We fished from the lodge’s thirty eight foot Supercat, an excellent fishing platform, and a comfortable and spacious ride. Skippered by Craig Macdonald, manager of the lodge and a very experienced skipper, we were able to get around in some pretty rough conditions at times. The Situ area has a wide variety of habitat and consequently a huge diversity of fish species. This meant that we could employ all the techniques that we wanted to, from jigging and popping to spinning and trolling.

Despite adverse weather and sea conditions, we managed to land a good variety of species, from grouper to barracuda, including four species of kingfish and some tuna. My highlight of the trip was landing a dogtooth tuna of around 18kg’s on a soft plastic lure jigged beneath the boat.

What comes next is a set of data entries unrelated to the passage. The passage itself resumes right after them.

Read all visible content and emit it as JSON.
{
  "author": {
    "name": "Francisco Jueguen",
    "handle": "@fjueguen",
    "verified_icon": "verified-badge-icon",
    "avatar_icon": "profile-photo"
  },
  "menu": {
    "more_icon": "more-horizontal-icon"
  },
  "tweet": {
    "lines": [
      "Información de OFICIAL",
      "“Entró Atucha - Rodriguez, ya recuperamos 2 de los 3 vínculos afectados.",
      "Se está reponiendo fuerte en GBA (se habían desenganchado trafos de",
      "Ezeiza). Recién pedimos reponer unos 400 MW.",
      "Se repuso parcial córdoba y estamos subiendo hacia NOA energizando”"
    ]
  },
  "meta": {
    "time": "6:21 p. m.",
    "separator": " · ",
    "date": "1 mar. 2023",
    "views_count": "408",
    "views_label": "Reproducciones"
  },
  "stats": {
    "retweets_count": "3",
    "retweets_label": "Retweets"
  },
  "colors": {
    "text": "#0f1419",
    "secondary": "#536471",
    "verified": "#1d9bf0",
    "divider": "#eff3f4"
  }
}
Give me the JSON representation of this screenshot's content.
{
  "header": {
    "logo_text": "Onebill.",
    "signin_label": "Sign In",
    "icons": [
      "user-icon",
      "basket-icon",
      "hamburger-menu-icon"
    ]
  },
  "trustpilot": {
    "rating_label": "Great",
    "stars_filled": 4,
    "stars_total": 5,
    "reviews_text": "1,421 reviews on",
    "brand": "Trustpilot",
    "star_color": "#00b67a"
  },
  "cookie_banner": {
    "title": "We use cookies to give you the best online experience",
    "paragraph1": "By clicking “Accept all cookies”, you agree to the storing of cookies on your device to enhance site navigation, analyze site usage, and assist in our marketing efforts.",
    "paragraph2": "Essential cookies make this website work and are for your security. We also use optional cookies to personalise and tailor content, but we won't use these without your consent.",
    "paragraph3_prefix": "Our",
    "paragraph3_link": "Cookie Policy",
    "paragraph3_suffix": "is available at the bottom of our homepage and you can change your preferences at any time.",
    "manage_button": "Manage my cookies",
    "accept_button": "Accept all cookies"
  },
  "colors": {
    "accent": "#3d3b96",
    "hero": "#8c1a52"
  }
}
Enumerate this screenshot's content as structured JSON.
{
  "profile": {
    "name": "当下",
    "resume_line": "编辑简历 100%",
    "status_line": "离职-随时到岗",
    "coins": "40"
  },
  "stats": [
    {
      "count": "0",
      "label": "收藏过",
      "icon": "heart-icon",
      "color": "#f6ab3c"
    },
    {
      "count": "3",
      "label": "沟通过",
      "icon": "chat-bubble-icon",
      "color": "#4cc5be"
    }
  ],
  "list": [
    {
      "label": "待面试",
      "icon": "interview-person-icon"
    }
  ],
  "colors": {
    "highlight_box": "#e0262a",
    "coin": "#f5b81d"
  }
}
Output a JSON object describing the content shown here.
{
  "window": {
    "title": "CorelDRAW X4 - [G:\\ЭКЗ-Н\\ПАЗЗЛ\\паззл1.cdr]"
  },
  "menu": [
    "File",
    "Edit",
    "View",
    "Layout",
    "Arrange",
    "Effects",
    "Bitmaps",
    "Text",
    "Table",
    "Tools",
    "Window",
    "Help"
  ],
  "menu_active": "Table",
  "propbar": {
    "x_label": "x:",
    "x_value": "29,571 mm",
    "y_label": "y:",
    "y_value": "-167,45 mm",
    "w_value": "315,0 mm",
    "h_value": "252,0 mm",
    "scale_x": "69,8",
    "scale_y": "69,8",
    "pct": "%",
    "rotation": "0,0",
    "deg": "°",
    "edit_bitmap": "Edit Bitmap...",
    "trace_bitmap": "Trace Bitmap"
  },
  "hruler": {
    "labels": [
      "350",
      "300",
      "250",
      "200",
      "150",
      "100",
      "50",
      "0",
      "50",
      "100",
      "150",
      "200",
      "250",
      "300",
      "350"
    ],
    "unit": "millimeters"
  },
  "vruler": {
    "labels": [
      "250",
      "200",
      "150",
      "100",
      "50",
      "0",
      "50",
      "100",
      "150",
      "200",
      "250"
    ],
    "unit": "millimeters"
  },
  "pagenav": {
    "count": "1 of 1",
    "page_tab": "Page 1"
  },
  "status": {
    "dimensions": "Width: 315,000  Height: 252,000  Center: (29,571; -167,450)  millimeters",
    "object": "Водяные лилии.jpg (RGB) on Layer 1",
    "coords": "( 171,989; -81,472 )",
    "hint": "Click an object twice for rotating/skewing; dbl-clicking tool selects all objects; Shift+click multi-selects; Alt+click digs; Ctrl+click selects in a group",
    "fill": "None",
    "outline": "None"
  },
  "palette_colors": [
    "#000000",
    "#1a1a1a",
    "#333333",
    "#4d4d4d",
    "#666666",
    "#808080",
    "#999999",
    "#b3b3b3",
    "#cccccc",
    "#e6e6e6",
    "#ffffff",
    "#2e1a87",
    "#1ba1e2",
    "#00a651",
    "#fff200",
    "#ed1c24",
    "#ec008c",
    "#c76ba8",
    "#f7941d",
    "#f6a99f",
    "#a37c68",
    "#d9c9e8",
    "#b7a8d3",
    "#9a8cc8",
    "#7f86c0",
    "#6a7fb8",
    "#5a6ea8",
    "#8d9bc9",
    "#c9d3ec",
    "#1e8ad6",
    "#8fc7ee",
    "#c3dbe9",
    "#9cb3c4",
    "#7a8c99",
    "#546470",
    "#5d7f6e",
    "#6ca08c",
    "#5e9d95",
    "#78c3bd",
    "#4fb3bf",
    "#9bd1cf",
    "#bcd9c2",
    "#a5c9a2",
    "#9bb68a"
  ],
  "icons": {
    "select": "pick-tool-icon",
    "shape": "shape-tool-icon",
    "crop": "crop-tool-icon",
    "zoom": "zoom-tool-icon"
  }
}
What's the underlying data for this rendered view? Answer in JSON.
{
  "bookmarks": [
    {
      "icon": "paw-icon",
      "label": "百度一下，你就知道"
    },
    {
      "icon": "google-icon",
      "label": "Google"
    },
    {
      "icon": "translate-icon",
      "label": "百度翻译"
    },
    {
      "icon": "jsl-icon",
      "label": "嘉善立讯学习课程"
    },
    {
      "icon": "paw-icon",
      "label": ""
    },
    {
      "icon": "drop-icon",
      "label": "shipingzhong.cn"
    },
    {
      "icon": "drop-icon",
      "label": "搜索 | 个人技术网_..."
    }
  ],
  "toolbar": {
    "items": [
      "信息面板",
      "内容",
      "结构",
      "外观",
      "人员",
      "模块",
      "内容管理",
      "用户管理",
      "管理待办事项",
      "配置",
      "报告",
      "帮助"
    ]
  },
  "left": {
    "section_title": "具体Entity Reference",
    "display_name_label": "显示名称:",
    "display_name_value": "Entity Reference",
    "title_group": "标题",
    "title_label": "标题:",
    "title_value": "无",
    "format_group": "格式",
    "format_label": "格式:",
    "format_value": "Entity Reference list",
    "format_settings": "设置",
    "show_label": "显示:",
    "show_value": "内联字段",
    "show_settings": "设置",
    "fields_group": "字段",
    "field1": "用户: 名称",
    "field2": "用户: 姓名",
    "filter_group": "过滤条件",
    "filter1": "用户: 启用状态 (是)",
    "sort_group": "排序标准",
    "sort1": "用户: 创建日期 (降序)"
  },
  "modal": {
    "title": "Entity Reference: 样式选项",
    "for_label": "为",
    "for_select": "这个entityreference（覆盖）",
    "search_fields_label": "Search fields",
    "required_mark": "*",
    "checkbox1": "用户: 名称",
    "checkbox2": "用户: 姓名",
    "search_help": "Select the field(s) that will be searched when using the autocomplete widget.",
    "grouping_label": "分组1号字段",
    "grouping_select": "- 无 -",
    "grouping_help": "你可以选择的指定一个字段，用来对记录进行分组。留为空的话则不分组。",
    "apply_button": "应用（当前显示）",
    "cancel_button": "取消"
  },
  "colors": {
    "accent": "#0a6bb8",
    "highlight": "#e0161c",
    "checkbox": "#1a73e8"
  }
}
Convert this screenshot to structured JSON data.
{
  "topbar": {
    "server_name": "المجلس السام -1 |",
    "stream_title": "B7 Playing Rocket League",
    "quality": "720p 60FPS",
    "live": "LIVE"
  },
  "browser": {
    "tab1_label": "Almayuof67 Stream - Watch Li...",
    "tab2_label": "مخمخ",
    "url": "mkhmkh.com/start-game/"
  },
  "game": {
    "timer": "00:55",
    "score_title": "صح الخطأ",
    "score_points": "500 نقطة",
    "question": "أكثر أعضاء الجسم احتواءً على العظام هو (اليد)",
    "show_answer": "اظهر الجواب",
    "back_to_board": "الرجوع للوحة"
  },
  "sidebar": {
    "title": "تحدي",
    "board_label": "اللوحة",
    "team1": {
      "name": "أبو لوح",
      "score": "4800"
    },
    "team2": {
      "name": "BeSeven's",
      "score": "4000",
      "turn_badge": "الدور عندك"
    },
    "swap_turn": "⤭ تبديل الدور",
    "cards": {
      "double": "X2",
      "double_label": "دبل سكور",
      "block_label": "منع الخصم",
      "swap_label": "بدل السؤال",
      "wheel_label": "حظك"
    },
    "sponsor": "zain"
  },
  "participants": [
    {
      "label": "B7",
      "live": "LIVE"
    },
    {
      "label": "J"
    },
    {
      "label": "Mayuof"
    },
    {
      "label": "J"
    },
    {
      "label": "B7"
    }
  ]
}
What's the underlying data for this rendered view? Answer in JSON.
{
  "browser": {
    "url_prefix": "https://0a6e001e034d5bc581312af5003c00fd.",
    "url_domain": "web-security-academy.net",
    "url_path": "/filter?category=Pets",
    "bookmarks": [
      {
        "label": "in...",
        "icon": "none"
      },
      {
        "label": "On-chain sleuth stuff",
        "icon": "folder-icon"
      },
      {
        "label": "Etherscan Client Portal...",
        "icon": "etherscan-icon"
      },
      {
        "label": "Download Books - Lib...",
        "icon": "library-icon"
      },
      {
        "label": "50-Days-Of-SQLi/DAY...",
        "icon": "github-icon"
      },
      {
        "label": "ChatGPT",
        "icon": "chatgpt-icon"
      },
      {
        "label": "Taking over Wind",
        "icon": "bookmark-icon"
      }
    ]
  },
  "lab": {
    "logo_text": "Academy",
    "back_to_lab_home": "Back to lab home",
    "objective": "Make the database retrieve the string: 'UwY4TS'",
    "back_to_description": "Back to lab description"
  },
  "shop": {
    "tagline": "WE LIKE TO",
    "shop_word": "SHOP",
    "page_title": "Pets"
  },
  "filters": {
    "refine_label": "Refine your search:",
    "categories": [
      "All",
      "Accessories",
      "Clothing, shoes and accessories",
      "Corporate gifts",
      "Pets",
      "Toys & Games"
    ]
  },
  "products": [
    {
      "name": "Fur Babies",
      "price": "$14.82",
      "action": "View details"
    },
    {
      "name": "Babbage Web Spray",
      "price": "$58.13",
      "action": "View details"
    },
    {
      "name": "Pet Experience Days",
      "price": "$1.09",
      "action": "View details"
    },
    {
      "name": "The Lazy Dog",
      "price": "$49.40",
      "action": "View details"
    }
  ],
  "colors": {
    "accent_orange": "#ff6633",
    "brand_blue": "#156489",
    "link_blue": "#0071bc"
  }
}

These fish are on every fisherman’s bucket list and are becoming harder and harder to find these days. I had landed a smaller one on our previous trip, so I knew they were in the area and had been hoping to get into another on this trip.

Our wives did some scuba diving when conditions allowed and then relaxed at the lodge, taking advantage of massages and a tour to the local fishing village while we were out hunting the big one.

Meals were amazing, whipped up by Craig and made from fresh, locally sourced seafood. It amazed us every day that Craig would jump off the boat after a fishing session, remove his fishing cap and don an apron, then within an hour call us to the table to partake of some exotic and delicious treat.

Too soon our time was up and we found ourselves back on the boat, getting transferred to Pemba for our flight home. While the weather may not have been perfect, every other aspect of the trip was great and we all looked back at the island as it disappeared into the haze and hoped that we would be back again soon.